Hingeschaut: Ein Baarer Jesuit auf Urwaldmission

Der Sohn eines Ratsherrn aus Baar hat im 18. Jahrhundert Erstaunliches geleistet – mitten im Urwald Südamerikas. Sein kulturelles Erbe ist lange nach seinem Tod wiederentdeckt worden. In Luzern erinnert eine Tafel an den Zuger.
Die Steintafel in der Luzerner Jesuitenkirche erinnert an den Jesuiten Martin Schmid aus Baar. (Bild: Andreas Faessler (28. August 2020))

Andreas Faessler

Die Jesuitenkirche in Luzern betritt man meist durch die kleineren Türen links und rechts vom Hauptportal. Somit mag den meisten Besuchern die rechteckige Gedenktafel an der seitlichen Innenwand des Mittelportals entgehen. Sie erinnert an einen illustren Mann aus dem Dorfe Baar, welcher vor über 250 Jahren als Geistlicher in der Neuen Welt Wesentliches zur Kulturentwicklung beigetragen hat. 1694 als Sohn eines Baarer Ratsherrn geboren, wusste Martin Schmid bereits zu seiner Gymnasialzeit am Luzerner Jesuitenkolleg, dass er dereinst dem Orden beitreten will. Nach seinem Theologiestudium in Bayern und im Tirol empfing er im Jahre 1726 in Dom zu Eichstätt die Priesterweihe. Das Missionieren schien er im Blut zu haben, zumal Schmid schon früh sein Ziel geäussert hatte, in den seit 1609 bestehenden Jesuitenreduktionen in Südamerika zu wirken und Kultur sowie den Glauben zu verbreiten. So kam es: Nach einer beschwerlichen Reise traf Martin Schmid 1730 in der Jesuitenreduktion von Chiquitos mitten im Urwald auf dem Gebiet des heutigen Bolivien ein. Hier betreuten die Jesuiten die Urwaldvölker, beschützten sie und bekehrten sie zum christlichen Glauben.

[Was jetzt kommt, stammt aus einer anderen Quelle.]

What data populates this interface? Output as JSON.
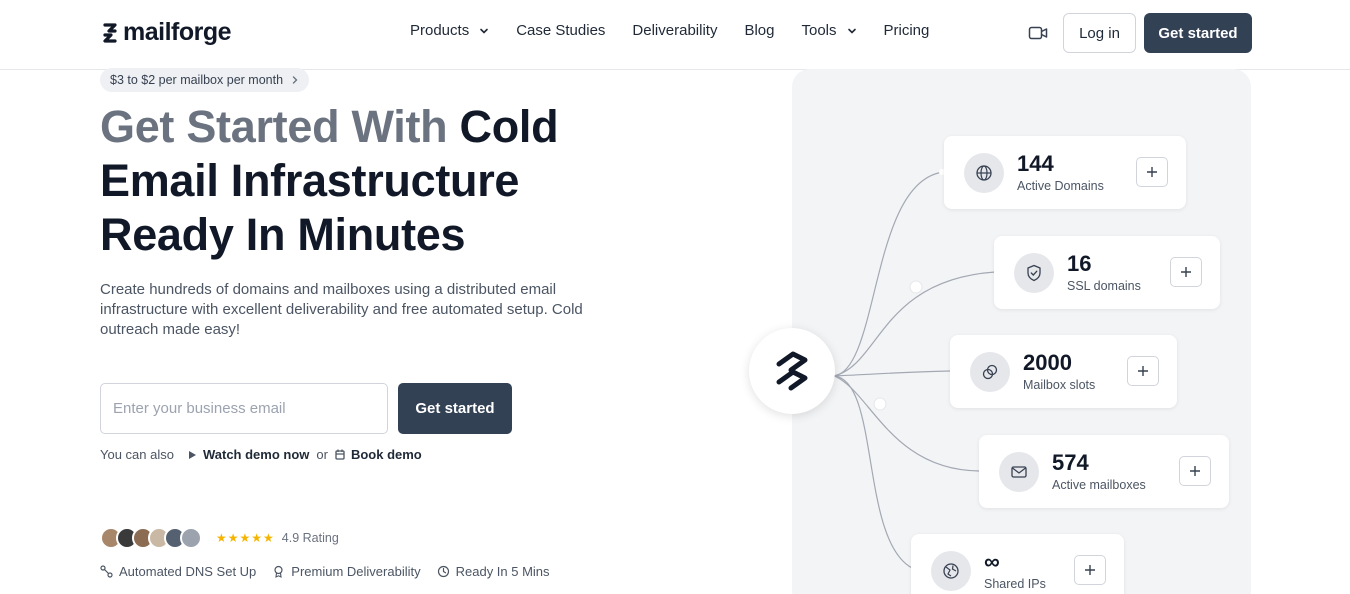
{
  "brand": {
    "name": "mailforge"
  },
  "nav": {
    "items": [
      {
        "label": "Products",
        "has_dropdown": true
      },
      {
        "label": "Case Studies",
        "has_dropdown": false
      },
      {
        "label": "Deliverability",
        "has_dropdown": false
      },
      {
        "label": "Blog",
        "has_dropdown": false
      },
      {
        "label": "Tools",
        "has_dropdown": true
      },
      {
        "label": "Pricing",
        "has_dropdown": false
      }
    ],
    "video_icon": "video-camera-icon",
    "login_label": "Log in",
    "cta_label": "Get started"
  },
  "hero": {
    "pill_text": "$3 to $2 per mailbox per month",
    "headline_muted": "Get Started With",
    "headline_rest": " Cold Email Infrastructure Ready In Minutes",
    "description": "Create hundreds of domains and mailboxes using a distributed email infrastructure with excellent deliverability and free automated setup. Cold outreach made easy!",
    "email_placeholder": "Enter your business email",
    "cta_label": "Get started",
    "also_text": "You can also",
    "watch_demo": "Watch demo now",
    "or_text": "or",
    "book_demo": "Book demo",
    "rating_text": "4.9 Rating",
    "stars": 5,
    "features": [
      {
        "icon": "dns-setup-icon",
        "label": "Automated DNS Set Up"
      },
      {
        "icon": "award-icon",
        "label": "Premium Deliverability"
      },
      {
        "icon": "clock-icon",
        "label": "Ready In 5 Mins"
      }
    ]
  },
  "stats": [
    {
      "icon": "globe-icon",
      "value": "144",
      "label": "Active Domains"
    },
    {
      "icon": "shield-check-icon",
      "value": "16",
      "label": "SSL domains"
    },
    {
      "icon": "mailbox-slots-icon",
      "value": "2000",
      "label": "Mailbox slots"
    },
    {
      "icon": "envelope-icon",
      "value": "574",
      "label": "Active mailboxes"
    },
    {
      "icon": "network-globe-icon",
      "value": "∞",
      "label": "Shared IPs"
    }
  ],
  "colors": {
    "primary": "#334155",
    "muted_heading": "#6b7280",
    "star": "#f5b400",
    "panel_bg": "#f3f4f6"
  }
}
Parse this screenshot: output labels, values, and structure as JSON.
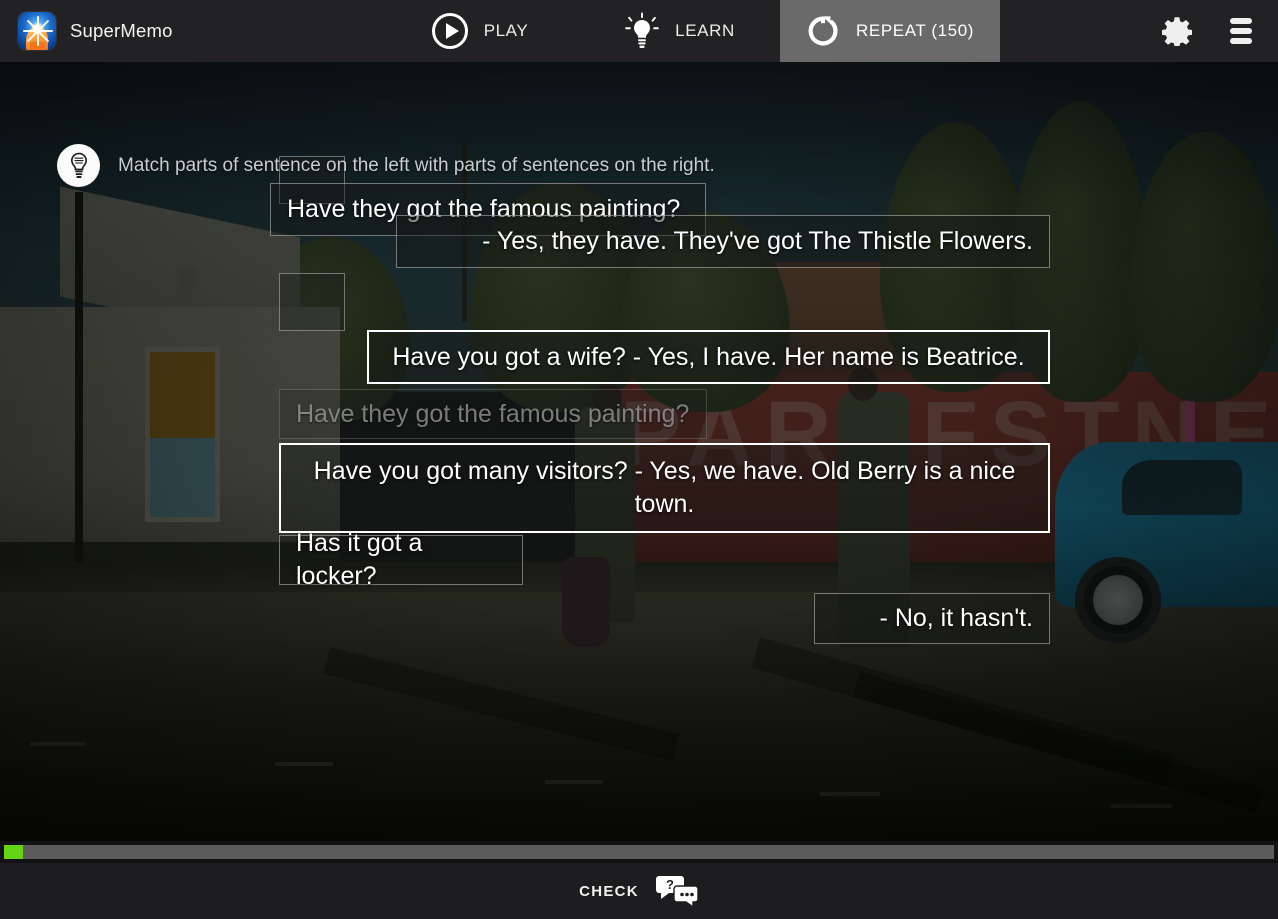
{
  "app": {
    "brand_name": "SuperMemo",
    "logo_icon": "supermemo-head-logo"
  },
  "topbar": {
    "tabs": [
      {
        "id": "play",
        "label": "PLAY",
        "icon": "play-circle-icon",
        "active": false
      },
      {
        "id": "learn",
        "label": "LEARN",
        "icon": "lightbulb-icon",
        "active": false
      },
      {
        "id": "repeat",
        "label": "REPEAT (150)",
        "icon": "repeat-arrow-icon",
        "active": true
      }
    ],
    "settings_icon": "gear-icon",
    "menu_icon": "hamburger-menu-icon"
  },
  "instruction": {
    "icon": "lightbulb-hint-icon",
    "text": "Match parts of sentence on the left with parts of sentences on the right."
  },
  "exercise": {
    "slots": [
      {
        "id": "slot-1",
        "label": ""
      },
      {
        "id": "slot-2",
        "label": ""
      }
    ],
    "cards": [
      {
        "id": "card-1",
        "text": "Have they got the famous painting?",
        "align": "left",
        "state": "normal"
      },
      {
        "id": "card-2",
        "text": "- Yes, they have. They've got The Thistle Flowers.",
        "align": "right",
        "state": "normal"
      },
      {
        "id": "card-3",
        "text": "Have you got a wife? - Yes, I have. Her name is Beatrice.",
        "align": "center",
        "state": "selected"
      },
      {
        "id": "card-4",
        "text": "Have they got the famous painting?",
        "align": "left",
        "state": "used"
      },
      {
        "id": "card-5",
        "text": "Have you got many visitors? - Yes, we have. Old Berry is a nice town.",
        "align": "center",
        "state": "selected"
      },
      {
        "id": "card-6",
        "text": "Has it got a locker?",
        "align": "left",
        "state": "normal"
      },
      {
        "id": "card-7",
        "text": "- No, it hasn't.",
        "align": "right",
        "state": "normal"
      }
    ]
  },
  "progress": {
    "percent": 1.5,
    "fill_color": "#66d416",
    "track_color": "#5b5b5b"
  },
  "footer": {
    "check_label": "CHECK",
    "check_icon": "speech-bubbles-question-icon"
  },
  "background": {
    "wall_text": "PARKFSTNE"
  }
}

Pater Martin verfügte über ausgesprochen hohe Fähigkeiten in Kunst und Handwerk. Er entdeckte die Offenheit der Einheimischen für Musik. Der Baarer sorgte dafür, dass die Indigenen Musikunterricht erhielten, und er gründete Chöre und Orchester. Martin Schmid schrieb einen Grossteil der Musik selbst. Das umfangreiche Material zeigt, dass der Geistliche aus Baar ein wahrlich begnadeter Komponist war. Seine Barockmusik interpretierten die Einheimischen auf Instrumenten, welche sie unter Anleitung von Schmid selber bauten. Der Pater verstand fast jegliche Art von Handwerk meisterhaft – nicht minder versiert war er auf dem Gebiet der Architektur. Er plante und baute mehrere Kirchen in der Region um Chiquitos, auch für die opulente Ausstattung im Stil der Zeit zeichnete er eigenhändig verantwortlich.

Glücklicher Zufallsfund

Fast 40 Jahre lang wirkte der Baarer als missionierender Jesuit im Urwald Südamerikas, ehe er 1767 nach einem Dekret des Spanischen Königreiches mit allen seinen Brüdern das Land schweren Herzens verlassen und nach Europa zurückkehren musste. Über Spanien und Bayern führte ihn sein Weg im Frühjahr 1771 schliesslich zurück nach Baar. Seinen Lebensabend verbrachte er am Ort seiner Jugend, im Jesuitenkolleg Luzern. Hier starb er im März 1772.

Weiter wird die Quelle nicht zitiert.